Q: The title is perhaps too big of question and the answer probably is "it depends"? However, providing some practical cases/examples should help developers, like myself, recognize when to apply what. I'll start out with my particular situation. Would you or would you not use custom error classes? Why/why not?
Other examples as the one below are welcomed, like when you would use your own error classes. I really am wondering.
Ex: I'm using httparty to query our rails web service app for some data. It uses basic authentication. I'll paste both test code and implementation. What should my test expect, RuntimeError or SomeCustomError?
class MyIntegrationTest < Test::Unit::TestCase
context "connecting to someapp web service" do
should "raise not authorized if username is wrong" do
#get default MyWebserviceInterface instance, overriding username setting
ws_endpoint = build_integration_object(:username => 'wrong_username')
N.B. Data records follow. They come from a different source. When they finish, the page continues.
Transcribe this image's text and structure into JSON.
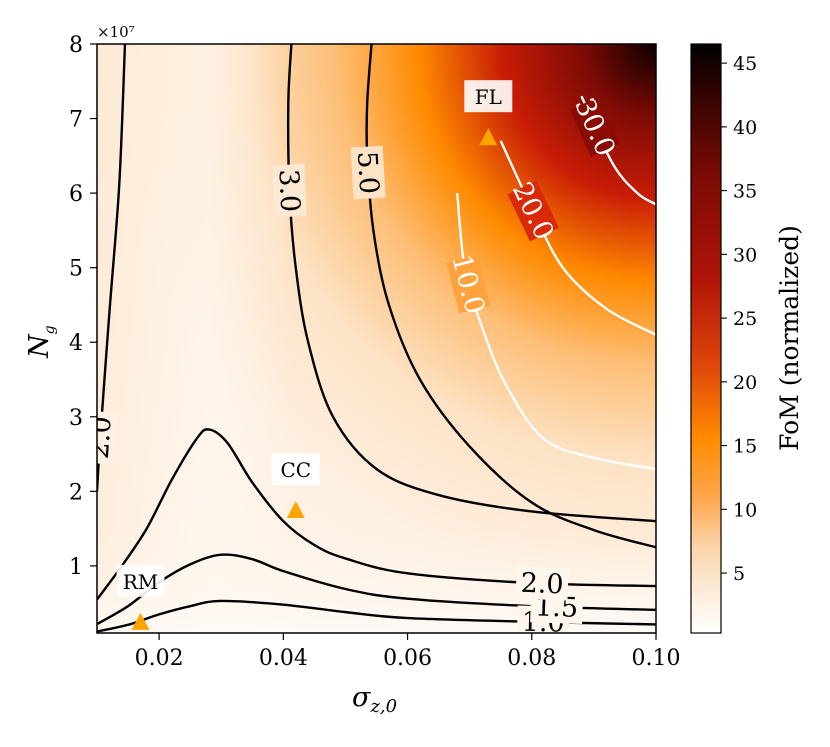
{
  "chart_data": {
    "type": "heatmap",
    "subtype": "contour",
    "xlabel_main": "σ",
    "xlabel_sub": "z,0",
    "ylabel_main": "N",
    "ylabel_sub": "g",
    "y_multiplier": "×10⁷",
    "xlim": [
      0.01,
      0.1
    ],
    "ylim": [
      1000000,
      80000000
    ],
    "x_ticks": [
      "0.02",
      "0.04",
      "0.06",
      "0.08",
      "0.10"
    ],
    "x_tick_values": [
      0.02,
      0.04,
      0.06,
      0.08,
      0.1
    ],
    "y_ticks": [
      "1",
      "2",
      "3",
      "4",
      "5",
      "6",
      "7",
      "8"
    ],
    "y_tick_values": [
      1,
      2,
      3,
      4,
      5,
      6,
      7,
      8
    ],
    "colorbar": {
      "label": "FoM (normalized)",
      "range": [
        0.3,
        46.5
      ],
      "ticks": [
        "5",
        "10",
        "15",
        "20",
        "25",
        "30",
        "35",
        "40",
        "45"
      ],
      "tick_values": [
        5,
        10,
        15,
        20,
        25,
        30,
        35,
        40,
        45
      ],
      "colormap": [
        "#ffffff",
        "#fde9d4",
        "#fbd3a6",
        "#ffa64d",
        "#ff8c00",
        "#e0480a",
        "#b01408",
        "#7a0a05",
        "#2a0300",
        "#000000"
      ]
    },
    "contours": [
      {
        "level": "1.0",
        "color": "#000000",
        "points": [
          [
            0.01,
            1.2
          ],
          [
            0.015,
            2.1
          ],
          [
            0.02,
            3.5
          ],
          [
            0.025,
            4.6
          ],
          [
            0.03,
            5.3
          ],
          [
            0.04,
            4.8
          ],
          [
            0.05,
            3.8
          ],
          [
            0.06,
            3.0
          ],
          [
            0.08,
            2.5
          ],
          [
            0.1,
            2.15
          ]
        ]
      },
      {
        "level": "1.5",
        "color": "#000000",
        "points": [
          [
            0.01,
            2.2
          ],
          [
            0.015,
            4.6
          ],
          [
            0.02,
            7.8
          ],
          [
            0.025,
            10.2
          ],
          [
            0.03,
            11.5
          ],
          [
            0.035,
            10.9
          ],
          [
            0.04,
            9.3
          ],
          [
            0.05,
            6.9
          ],
          [
            0.06,
            5.6
          ],
          [
            0.08,
            4.6
          ],
          [
            0.1,
            4.1
          ]
        ]
      },
      {
        "level": "2.0",
        "color": "#000000",
        "points": [
          [
            0.01,
            5.5
          ],
          [
            0.014,
            10.0
          ],
          [
            0.018,
            15.0
          ],
          [
            0.022,
            21.5
          ],
          [
            0.026,
            27.0
          ],
          [
            0.028,
            28.3
          ],
          [
            0.031,
            26.5
          ],
          [
            0.035,
            21.2
          ],
          [
            0.04,
            16.0
          ],
          [
            0.045,
            12.8
          ],
          [
            0.05,
            11.0
          ],
          [
            0.06,
            9.0
          ],
          [
            0.08,
            7.7
          ],
          [
            0.1,
            7.3
          ]
        ]
      },
      {
        "level": "2.0",
        "color": "#000000",
        "points": [
          [
            0.0145,
            80.0
          ],
          [
            0.0142,
            73.0
          ],
          [
            0.0135,
            60.0
          ],
          [
            0.012,
            44.0
          ],
          [
            0.0105,
            27.0
          ],
          [
            0.01,
            20.0
          ]
        ]
      },
      {
        "level": "3.0",
        "color": "#000000",
        "points": [
          [
            0.0413,
            80.0
          ],
          [
            0.0408,
            72.0
          ],
          [
            0.041,
            60.0
          ],
          [
            0.042,
            50.0
          ],
          [
            0.044,
            40.0
          ],
          [
            0.048,
            30.0
          ],
          [
            0.055,
            23.0
          ],
          [
            0.065,
            19.5
          ],
          [
            0.08,
            17.3
          ],
          [
            0.1,
            16.0
          ]
        ]
      },
      {
        "level": "5.0",
        "color": "#000000",
        "points": [
          [
            0.0542,
            80.0
          ],
          [
            0.0535,
            72.0
          ],
          [
            0.0535,
            65.0
          ],
          [
            0.0545,
            55.0
          ],
          [
            0.057,
            45.0
          ],
          [
            0.062,
            35.0
          ],
          [
            0.07,
            26.0
          ],
          [
            0.08,
            18.5
          ],
          [
            0.09,
            14.8
          ],
          [
            0.1,
            12.5
          ]
        ]
      },
      {
        "level": "10.0",
        "color": "#ffffff",
        "points": [
          [
            0.068,
            60.0
          ],
          [
            0.0692,
            50.0
          ],
          [
            0.072,
            42.0
          ],
          [
            0.076,
            34.0
          ],
          [
            0.082,
            27.0
          ],
          [
            0.09,
            24.5
          ],
          [
            0.1,
            23.0
          ]
        ]
      },
      {
        "level": "20.0",
        "color": "#ffffff",
        "points": [
          [
            0.075,
            67.0
          ],
          [
            0.08,
            58.0
          ],
          [
            0.085,
            50.0
          ],
          [
            0.092,
            44.5
          ],
          [
            0.1,
            41.0
          ]
        ]
      },
      {
        "level": "30.0",
        "color": "#ffffff",
        "points": [
          [
            0.088,
            73.0
          ],
          [
            0.093,
            64.0
          ],
          [
            0.097,
            60.0
          ],
          [
            0.1,
            58.5
          ]
        ]
      }
    ],
    "contour_labels": [
      "1.0",
      "1.5",
      "2.0",
      "2.0",
      "3.0",
      "5.0",
      "10.0",
      "20.0",
      "30.0"
    ],
    "points": [
      {
        "label": "RM",
        "x": 0.017,
        "y": 2500000,
        "color": "#ffa500"
      },
      {
        "label": "CC",
        "x": 0.042,
        "y": 17500000,
        "color": "#ffa500"
      },
      {
        "label": "FL",
        "x": 0.073,
        "y": 67500000,
        "color": "#ffa500"
      }
    ]
  }
}
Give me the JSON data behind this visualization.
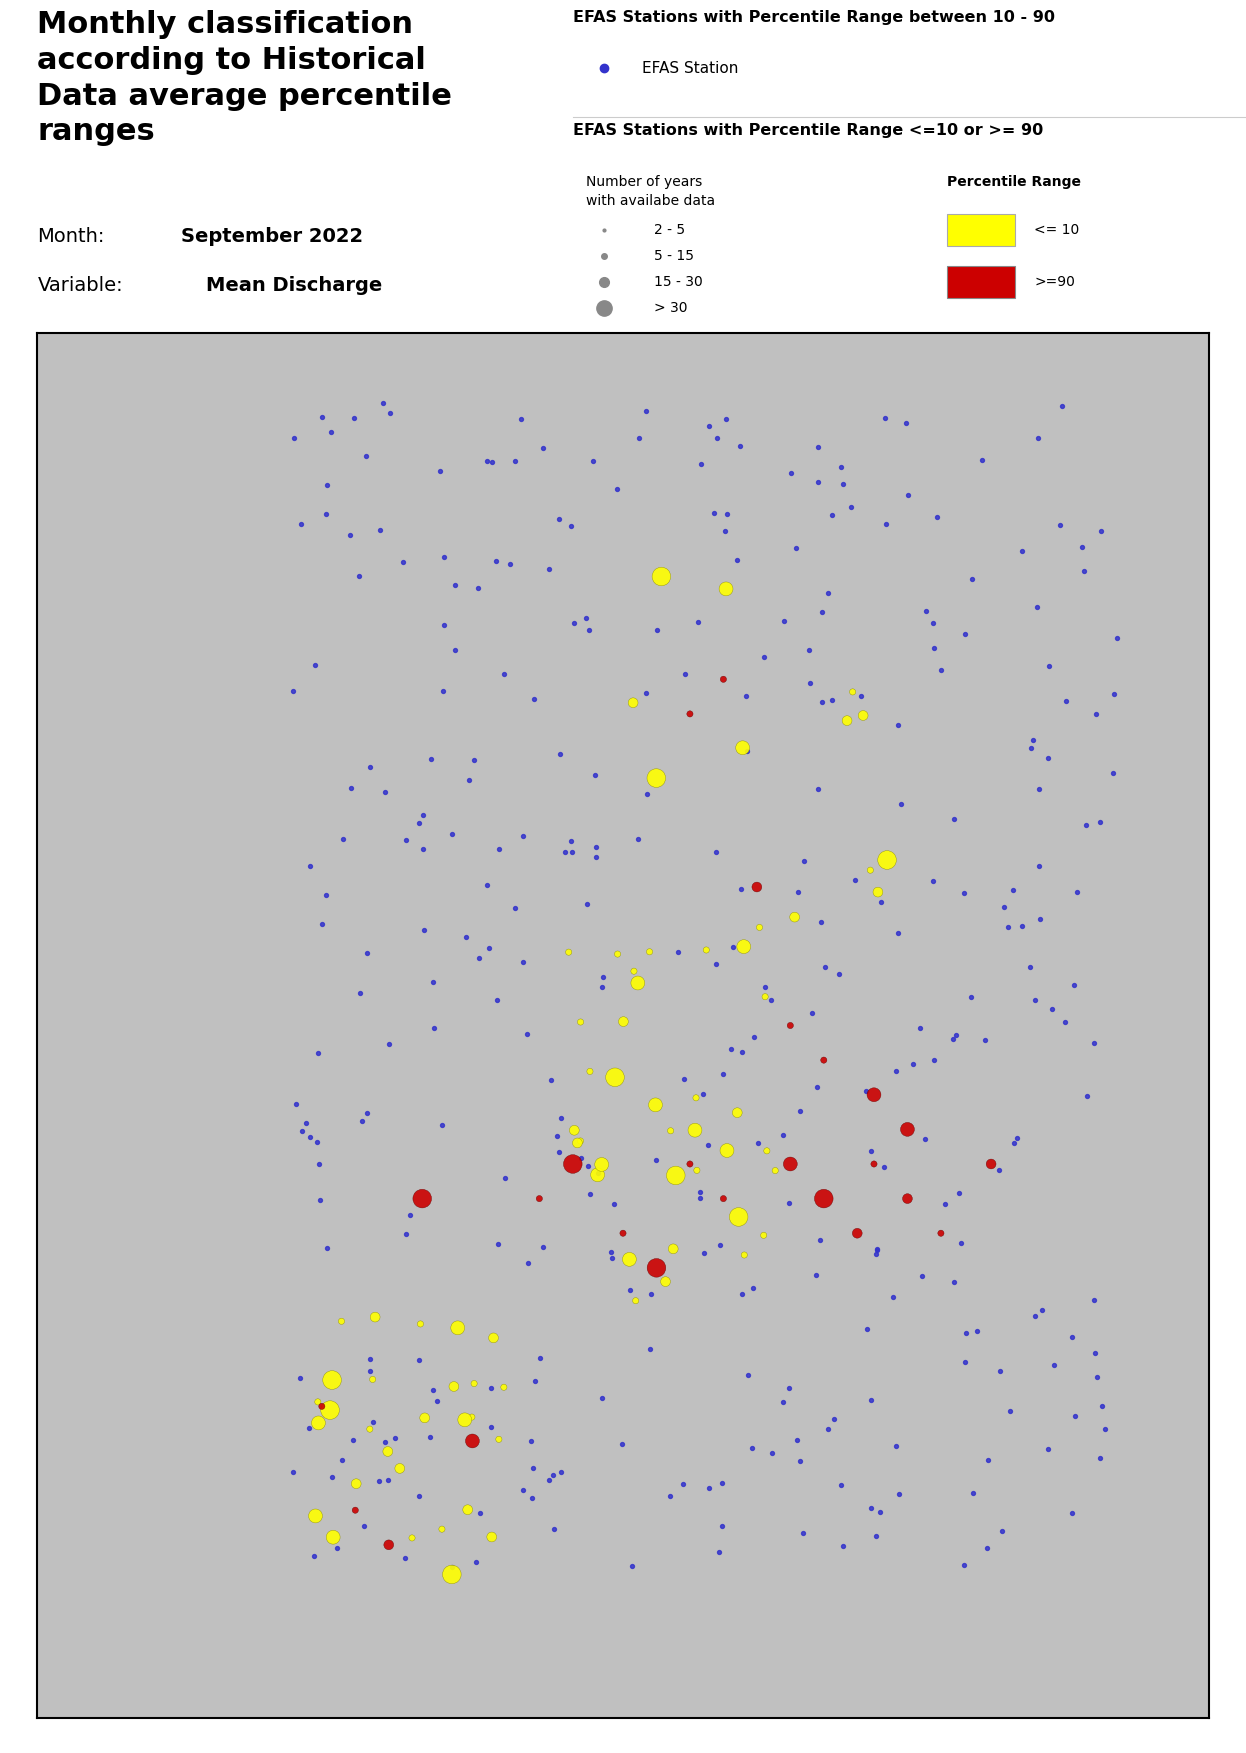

assert_raises RuntimeError do #TODO error design pattern?
ws_endpoint.get
end
end
end
end
The implementation:
class MyWebserviceInterface
include HTTParty
#Basic authentication and configurable base_uri
def initialize(u, p, uri)
@auth = {:username => u, :password => p}
@uri = uri
end
def base_uri
HTTParty.normalize_base_uri(@uri)
end
def get(path = '/somepath.xml', query_params = {})
opts = {:base_uri => base_uri, :query => query_params, :basic_auth => @auth}
response = self.class.get(path, opts)
evaluate_get_response(response)
response.parsed_response
end
def evaluate_get_response(response)
code = response.code
body = response.body
if code == 200
logger.debug "OK - CREATED code #{code}"
else
logger.error "expected code 200, got code #{code}. Response body: #{body}"
#TODO error design pattern? raise the above logged msg or a custom error?